Anche e anzitutto in Occidente. Perchè pochissimi cittadini, anche se elettori,
si sentono rappresentati dai propri rappresentanti. Nessuno, nemmeno Flores,
pensa di fare a meno dei partiti e dei professionisti della politica. Ma per
“prendere sul serio la democrazia”, vuole riattivare i canali ormai otturati
della partecipazione dal basso. Con i girotondi, con i movimenti? Sì, proprio
con quelli: con i “bricoleur della politica”. Non per sostituirli ai partiti. Ma
per renderli influenti, anzi in qualche modo per istituzionalizzarli: è la
democrazia, con le sue regole, che anzichè scoraggiarli deve favorirne la
nascita e la crescita.
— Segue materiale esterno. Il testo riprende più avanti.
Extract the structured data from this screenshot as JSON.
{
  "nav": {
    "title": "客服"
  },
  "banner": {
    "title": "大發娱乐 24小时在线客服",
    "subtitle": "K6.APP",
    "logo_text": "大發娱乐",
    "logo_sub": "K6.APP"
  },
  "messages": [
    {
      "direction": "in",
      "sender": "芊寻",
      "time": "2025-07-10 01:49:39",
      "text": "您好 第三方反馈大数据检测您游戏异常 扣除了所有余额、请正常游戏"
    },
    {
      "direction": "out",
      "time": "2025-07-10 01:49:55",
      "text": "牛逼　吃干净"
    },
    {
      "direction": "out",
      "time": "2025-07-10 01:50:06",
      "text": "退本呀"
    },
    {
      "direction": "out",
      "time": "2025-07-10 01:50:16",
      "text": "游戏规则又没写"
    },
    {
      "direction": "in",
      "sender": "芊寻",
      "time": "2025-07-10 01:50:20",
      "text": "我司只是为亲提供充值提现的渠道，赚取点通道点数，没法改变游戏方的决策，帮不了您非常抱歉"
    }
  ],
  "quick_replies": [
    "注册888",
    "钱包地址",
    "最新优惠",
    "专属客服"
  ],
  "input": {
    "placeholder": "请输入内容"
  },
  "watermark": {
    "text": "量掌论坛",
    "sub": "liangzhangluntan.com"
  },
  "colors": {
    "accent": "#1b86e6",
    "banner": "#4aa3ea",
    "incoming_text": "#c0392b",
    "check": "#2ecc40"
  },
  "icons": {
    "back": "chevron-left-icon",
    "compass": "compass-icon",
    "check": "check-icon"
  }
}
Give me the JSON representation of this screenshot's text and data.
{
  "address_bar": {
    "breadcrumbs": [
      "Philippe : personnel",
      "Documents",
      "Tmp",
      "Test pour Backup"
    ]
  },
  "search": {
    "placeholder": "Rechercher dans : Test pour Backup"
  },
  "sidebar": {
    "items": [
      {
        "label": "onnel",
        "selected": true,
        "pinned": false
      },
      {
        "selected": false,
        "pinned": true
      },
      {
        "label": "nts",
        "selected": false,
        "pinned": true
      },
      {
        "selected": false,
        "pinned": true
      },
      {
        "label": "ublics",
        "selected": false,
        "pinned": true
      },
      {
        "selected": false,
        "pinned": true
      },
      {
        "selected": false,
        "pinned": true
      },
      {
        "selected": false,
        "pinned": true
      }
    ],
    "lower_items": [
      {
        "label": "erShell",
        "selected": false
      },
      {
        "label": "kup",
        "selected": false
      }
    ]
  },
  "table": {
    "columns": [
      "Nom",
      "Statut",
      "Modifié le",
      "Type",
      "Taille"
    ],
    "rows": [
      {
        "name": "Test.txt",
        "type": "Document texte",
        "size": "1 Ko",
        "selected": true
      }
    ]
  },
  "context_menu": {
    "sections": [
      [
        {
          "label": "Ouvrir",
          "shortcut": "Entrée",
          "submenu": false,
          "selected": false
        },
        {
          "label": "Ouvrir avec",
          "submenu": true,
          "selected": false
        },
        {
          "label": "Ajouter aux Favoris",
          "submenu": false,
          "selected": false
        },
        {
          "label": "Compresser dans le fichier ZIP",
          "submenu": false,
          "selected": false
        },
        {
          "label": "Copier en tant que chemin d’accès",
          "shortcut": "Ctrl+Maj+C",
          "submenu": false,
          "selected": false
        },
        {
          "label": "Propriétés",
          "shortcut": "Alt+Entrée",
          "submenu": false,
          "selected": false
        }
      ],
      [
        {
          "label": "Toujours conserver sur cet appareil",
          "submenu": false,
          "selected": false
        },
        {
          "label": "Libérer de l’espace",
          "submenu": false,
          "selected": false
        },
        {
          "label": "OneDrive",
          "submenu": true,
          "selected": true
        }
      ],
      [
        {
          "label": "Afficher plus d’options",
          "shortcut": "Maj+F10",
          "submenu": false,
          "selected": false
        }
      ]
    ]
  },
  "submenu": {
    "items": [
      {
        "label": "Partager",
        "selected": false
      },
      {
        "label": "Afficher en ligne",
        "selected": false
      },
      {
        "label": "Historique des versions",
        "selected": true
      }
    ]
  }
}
Anzitutto scardinando con il sistema delle “primarie” (ma
anche con il limite dei due mandati parlamentari e altri meccanismi) i vecchi
sistemi del tesseramento e delle candidature che perpetuano in eterno le
oligarchie partitocratiche, ne impediscono il ricambio, alzano paratie
invalicabili contro la società civile e producono una selezione delle classi
dirigenti che fa vincere i peggiori. E poi ribaltando diametralmente le forme di
finanziamento della politica, oggi calibrate sui gruppi parlamentari, cioè delle
oligarchie mummificate e autoreferenziali. Lo Stato non deve finanziare i
partiti, ma qualunque entità voglia far politica: con spazi televisivi gratuiti,
tariffe postali e telefoniche agevolate, frequenze radio e tv disponibili
(appunto perchè “pubbliche”), piazze e teatri liberi.
Questa non è
antipolitica. E’ l’autentico “primato della politica”, inteso non più come
primato dei politici chiusi nei loro castelli di rabbia, ma come primato dei
valori civili. In questo senso, il primo primato è quello della legalità: anche
la politica deve inchinarsi alla supremazia della legge, senza privilegi nè
immunità. Solo così si salva la politica e dunque la democrazia
dall’autodistruzione che nasce dalla “disaffezione” e dai conseguenti populismi
e qualunquismi antipolitici. Altrimenti la democrazia diventa un’“agorà di
macerie”, esposta alle scorribande del primo caudillo. Chi si aspetta un inno
alla ghigliottina o un’invettiva contro il Cavaliere, resterà mestamente deluso.
Nelle pagine di Flores, alcune feroci, altre illuminanti, altre forse troppo
ingenue ed ottimistiche, il lettore troverà semplicemente le idee di un
cittadino. Cioè di un democratico “sul serio”.